Die Energiewende ist eine Gemeinschaftsaufgabe, an der alle mitarbeiten und von der auch alle profitieren werden. Die Technologien zur Bewältigung dieser Aufgabe stehen bereit, sind erprobt und zuverlässig. Dazu kommen Innovationssprünge wie zum Beispiel die Power-to-Gas-Technologie, mit der aus grünem Überschussstrom Heizgas oder Autogas gemacht werden kann.

Nun sind Staaten zum Sparen gezwungen. Ist Nachhaltigkeit in Zeiten des Sparens überhaupt möglich?

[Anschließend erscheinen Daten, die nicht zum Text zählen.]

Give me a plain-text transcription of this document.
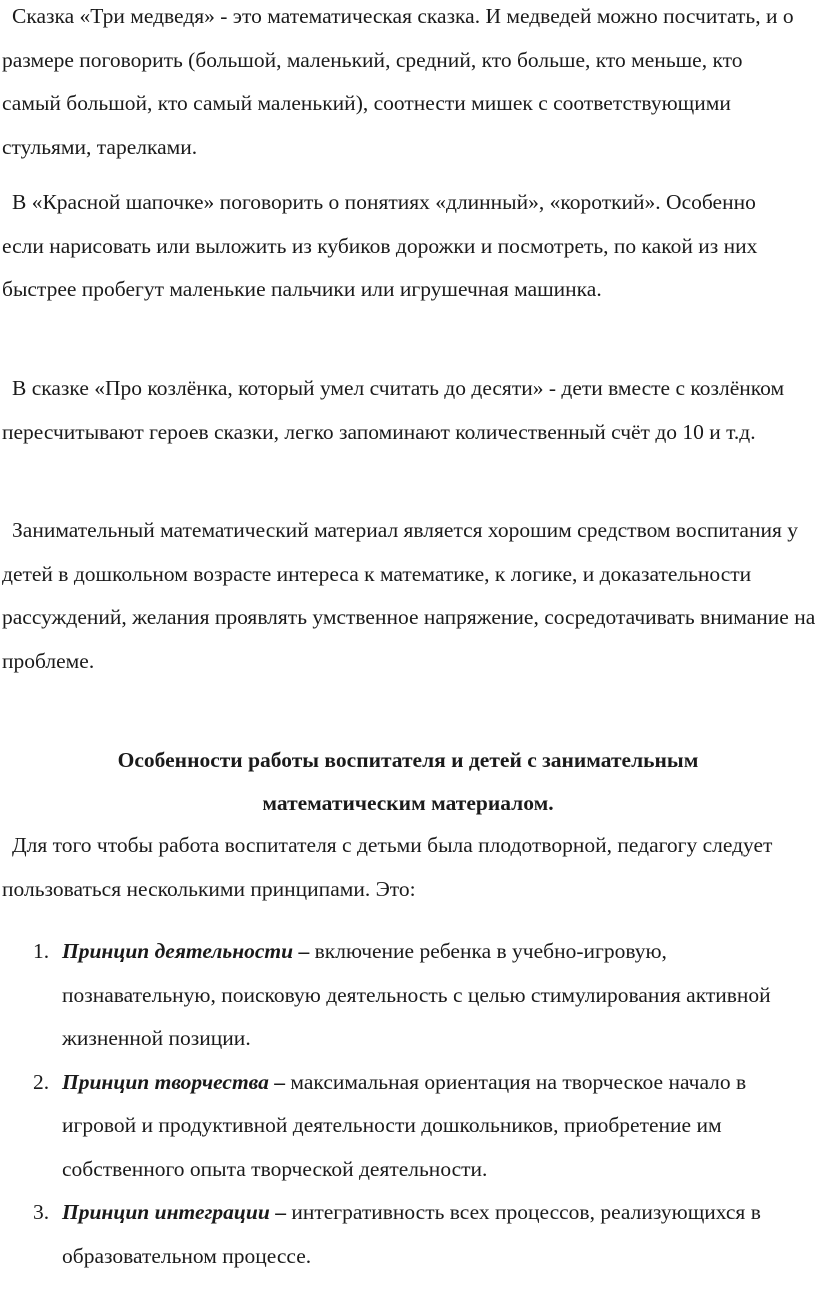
Сказка «Три медведя» - это математическая сказка. И медведей можно посчитать, и о размере поговорить (большой, маленький, средний, кто больше, кто меньше, кто самый большой, кто самый маленький), соотнести мишек с соответствующими стульями, тарелками.

В «Красной шапочке» поговорить о понятиях «длинный», «короткий». Особенно если нарисовать или выложить из кубиков дорожки и посмотреть, по какой из них быстрее пробегут маленькие пальчики или игрушечная машинка.

В сказке «Про козлёнка, который умел считать до десяти» - дети вместе с козлёнком пересчитывают героев сказки, легко запоминают количественный счёт до 10 и т.д.

Занимательный математический материал является хорошим средством воспитания у детей в дошкольном возрасте интереса к математике, к логике, и доказательности рассуждений, желания проявлять умственное напряжение, сосредотачивать внимание на проблеме.

Особенности работы воспитателя и детей с занимательным математическим материалом.

Для того чтобы работа воспитателя с детьми была плодотворной, педагогу следует пользоваться несколькими принципами. Это:

1. Принцип деятельности – включение ребенка в учебно-игровую, познавательную, поисковую деятельность с целью стимулирования активной жизненной позиции.
2. Принцип творчества – максимальная ориентация на творческое начало в игровой и продуктивной деятельности дошкольников, приобретение им собственного опыта творческой деятельности.
3. Принцип интеграции – интегративность всех процессов, реализующихся в образовательном процессе.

Gerade in Zeiten des Sparens ist Nachhaltigkeit nicht nur möglich, sondern sogar notwendig. Jeder Franken, den wir heute in die Erneuerbaren investieren, erspart uns den Einkauf der immer teurer werdenden fossil-nuklearen Energien wie Öl, Gas, Kohle, Kernkraft. Erneuerbare Energie aus Sonne, Wind und Wasser ist zunächst umsonst, wir müssen nur in die Maschinen und Anlagen investieren, um diese Ressourcen für uns nutzbar zu machen. Dabei sparen wir gleichzeitig Treibhausgase ein. Die Bodensee-Alpenrhein-Energieregion kann ? das haben wir nachgewiesen ? sogar mehr Kohlenstoff binden, als sie emittiert. Investitionen in Regenerative sind Zukunftsinvestitionen, die unseren Kinder und Kindeskinder zugute kommen. (mw)

Persönlich
Dieter D. Genske, Jahrgang 1956, wohnhaft in Berlin, unterrichtet an der Universität Liechtenstein und der Fachhochschule Nordhausen (Thüringen).  Nach seinen Studien der Geo- und Ingenieurwissenschaften, die er in Deutschland und den USA absolvierte, ging Dieter D. Genske im Rahmen eines Post-Doktorats der Alexander von Humboldt-Stiftung an die Universität von Kioto (Japan). 1990 wurde er Projektmanager im Bereich Wasser- und Bodenschutz bei der Deutschen Montan Technologie DMT Essen und leitete eine Reihe von Grossprojekten, u. a. im Rahmen der Internationalen Bauausstellung IBA Emscherpark und der Entwicklung des Berliner Spreebogens als neuem Regierungssitz. Dieter Genske unterrichtete an verschiedenen Hochschulen in Deutschland, den Niederlanden und der Schweiz und wurde zu Forschungsaufenthalten nach Südafrika und Japan eingeladen. Zurzeit lehrt er an der Fachhochschule Nordhausen und der Universität Liechtenstein. Genske bearbeitet mit seinem Team Projekte zur Energiewende, u .a. für den Freistaat Thüringen, die Internationale Bauausstellung IBA Hamburg, den Kanton Basel-Stadt (2000-Watt-Gesellschaft), die Bodensee-Alpenrhein-Energieregion Baer und das Fürstentum Liechtenstein. 2012 wurde er mit seinem Team mit dem Europäischen Solarpreis ausgezeichnet.